PORT TOWNSEND — In a normal year, Port Townsend’s Quimper Grange hosts an estimated 1,000 people combined for events such as dances, concerts, classes, musical jam sessions, meetings, weddings and birthday parties.
This year, the historic 30-foot by 50-foot hall capable of holding 150 people has been empty since March 14, days before Gov. Jay Inslee issued his “Stay Home, Stay Healthy” order to stem the spread of the coronavirus.
“We didn’t feel it was prudent to stay open because Port Townsend has such a vulnerable population,” said Sheila Long, president of the grange.
“Especially as the weather has been changing, we’ve had several people asking to rent the space. We’ve had groups that want to hold their monthly meetings at the grange.”
Now, thanks to the efforts of the grange’s safety committee chair, Phil Burwell, a retired medical device engineer, the nonprofit plans to install a three-part ventilation system using MERV-13 air filters in the attic above the hall as well as automatic fans in each bathroom.

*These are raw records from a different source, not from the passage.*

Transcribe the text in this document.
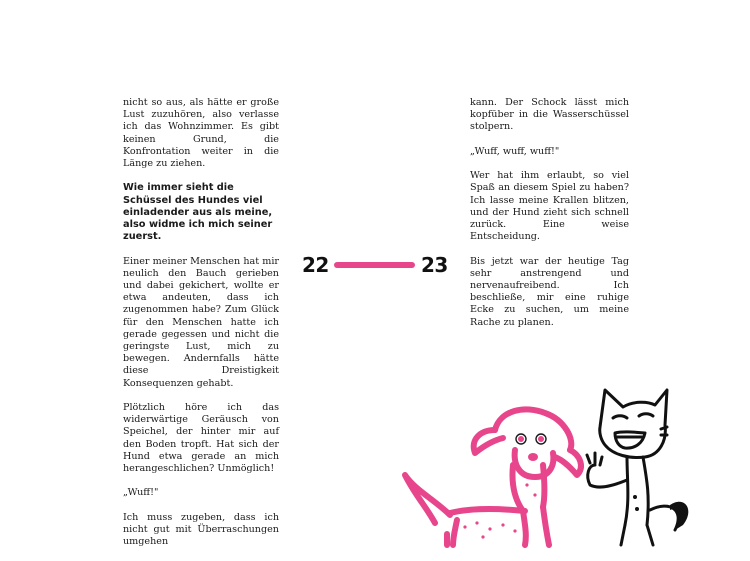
nicht so aus, als hätte er große Lust zuzuhören, also verlasse ich das Wohnzimmer. Es gibt keinen Grund, die Konfrontation weiter in die Länge zu ziehen.

Wie immer sieht die Schüssel des Hundes viel einladender aus als meine, also widme ich mich seiner zuerst.

Einer meiner Menschen hat mir neulich den Bauch gerieben und dabei gekichert, wollte er etwa andeuten, dass ich zugenommen habe? Zum Glück für den Menschen hatte ich gerade gegessen und nicht die geringste Lust, mich zu bewegen. Andernfalls hätte diese Dreistigkeit Konsequenzen gehabt.

Plötzlich höre ich das widerwärtige Geräusch von Speichel, der hinter mir auf den Boden tropft. Hat sich der Hund etwa gerade an mich herangeschlichen? Unmöglich!

„Wuff!"

Ich muss zugeben, dass ich nicht gut mit Überraschungen umgehen

kann. Der Schock lässt mich kopfüber in die Wasserschüssel stolpern.

„Wuff, wuff, wuff!"

Wer hat ihm erlaubt, so viel Spaß an diesem Spiel zu haben? Ich lasse meine Krallen blitzen, und der Hund zieht sich schnell zurück. Eine weise Entscheidung.

Bis jetzt war der heutige Tag sehr anstrengend und nervenaufreibend. Ich beschließe, mir eine ruhige Ecke zu suchen, um meine Rache zu planen.

22	23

Once installed by a host of volunteers, the grange would be allowed to open at 30 percent capacity, or 45 people, under state guidelines updated Oct. 6. Those rules specifically require ventilation systems that use those hospital-grade air filters.
“We’re so lucky that we have an engineer in our group,” Long said. “He was able to find very quiet fans because, with the kinds of acoustic musical events we do, we don’t want any distracting noise.”
The ventilation system is expected to cost about $5,000, an amount the grange has applied for through a grant from the Jefferson Community Foundation.
The foundation reopened its COVID Response & Recovery Fund earlier this month after it received a $100,000 donation.
With property taxes and utilities, the grange costs about $40 a day to maintain, even while it’s been empty for the past seven months, Long said.
Community donors have helped cover those expenses, she said, but without the grant for the ventilation system, the grange likely would have to tap into its savings.
“We had a lot of very successful concerts and events last year, and we’ve been able to save up some money, but this ventilation system would take up a lot of those savings,” she said. “That’s why we’re seeking help through this grant.”
The nonprofit organization is currently celebrating its 100th year. Long said she hopes the hall will be able to reopen before the year is out.
Initially, the grange would refrain from concerts and any dancing that requires touch, she said.
Instead, the focus would be on hosting meetings, classes and maybe even well-spaced line dancing with a limited number of participants.
“We’ve been fixing it up, repairing holes and painting the walls, but no one is getting to see it,” Long said. “We put up picture molding because we were hoping to do some art shows and had been planning to do a makers fair.”
In time, as the grange is allowed to safely host more activities, such as song circles and contra dances, Long said having a ventilation system will give everyone a greater peace of mind.
“At some point, we figure we will be able to have some dancing again,” she said, “and we want that to be as safe as possible.”
Donations for the grange’s operating costs, above and beyond the cost of installing the ventilation system, are welcome, Long said. Checks can be mailed to Quimper Grange, 1219 Corona St., Port Townsend, WA 98368.